In DNA microarray data, class imbalance problem occurs frequently, causing poor prediction performance for minority classes. Moreover, its other features, such as high-dimension, small sample, high noise etc., intensify this damage. In this study, we propose ACOSampling that is a novel undersampling method based on the idea of ant colony optimization (ACO) to address this problem. The algorithm starts with feature selection technology to eliminate noisy genes in data. Then we randomly and repeatedly divided the original training set into two groups: training set and validation set. In each division, one modified ACO algorithm as a variant of our previous work is conducted to filter less informative majority samples and search the corresponding optimal training sample subset.
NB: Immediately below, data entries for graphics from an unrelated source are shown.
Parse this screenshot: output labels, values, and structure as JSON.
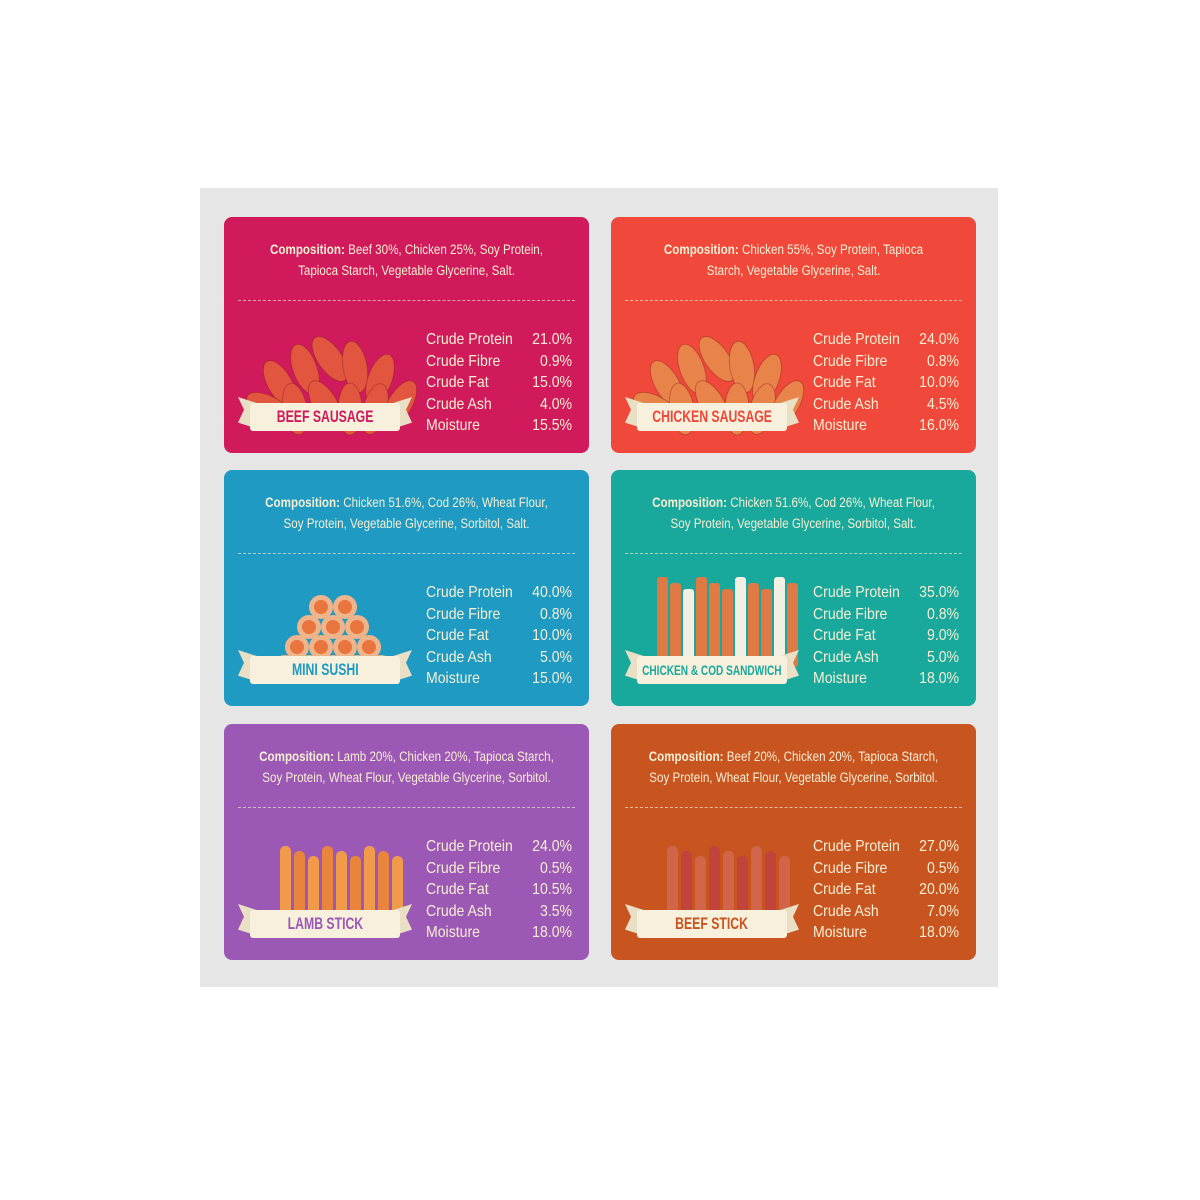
{
  "composition_label": "Composition:",
  "nutrient_labels": [
    "Crude Protein",
    "Crude Fibre",
    "Crude Fat",
    "Crude Ash",
    "Moisture"
  ],
  "products": [
    {
      "name": "BEEF SAUSAGE",
      "color": "#d01a5b",
      "composition": "Beef 30%, Chicken 25%, Soy Protein, Tapioca Starch, Vegetable Glycerine, Salt.",
      "values": [
        "21.0%",
        "0.9%",
        "15.0%",
        "4.0%",
        "15.5%"
      ],
      "icon": "sausage-pile"
    },
    {
      "name": "CHICKEN SAUSAGE",
      "color": "#f0483a",
      "composition": "Chicken 55%, Soy Protein, Tapioca Starch, Vegetable Glycerine, Salt.",
      "values": [
        "24.0%",
        "0.8%",
        "10.0%",
        "4.5%",
        "16.0%"
      ],
      "icon": "sausage-pile"
    },
    {
      "name": "MINI SUSHI",
      "color": "#1f9ac3",
      "composition": "Chicken 51.6%, Cod 26%, Wheat Flour, Soy Protein, Vegetable Glycerine, Sorbitol, Salt.",
      "values": [
        "40.0%",
        "0.8%",
        "10.0%",
        "5.0%",
        "15.0%"
      ],
      "icon": "sushi-pile"
    },
    {
      "name": "CHICKEN & COD SANDWICH",
      "color": "#19a89c",
      "composition": "Chicken 51.6%, Cod 26%, Wheat Flour, Soy Protein, Vegetable Glycerine, Sorbitol, Salt.",
      "values": [
        "35.0%",
        "0.8%",
        "9.0%",
        "5.0%",
        "18.0%"
      ],
      "icon": "strips"
    },
    {
      "name": "LAMB STICK",
      "color": "#9c58b5",
      "composition": "Lamb 20%, Chicken 20%, Tapioca Starch, Soy Protein, Wheat Flour, Vegetable Glycerine, Sorbitol.",
      "values": [
        "24.0%",
        "0.5%",
        "10.5%",
        "3.5%",
        "18.0%"
      ],
      "icon": "sticks"
    },
    {
      "name": "BEEF STICK",
      "color": "#c8541f",
      "composition": "Beef 20%, Chicken 20%, Tapioca Starch, Soy Protein, Wheat Flour, Vegetable Glycerine, Sorbitol.",
      "values": [
        "27.0%",
        "0.5%",
        "20.0%",
        "7.0%",
        "18.0%"
      ],
      "icon": "sticks"
    }
  ]
}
At last, the statistical results from all local optimal training sample subsets are given in the form of frequence list, where each frequence indicates the importance of the corresponding majority sample. We only extracted those high frequency ones and combined them with all minority samples to construct the final balanced training set. We evaluated the method on four benchmark skewed DNA microarray datasets by support vector machine (SVM) classifier, showing that the proposed method outperforms many other sampling approaches, which indicates its superiority.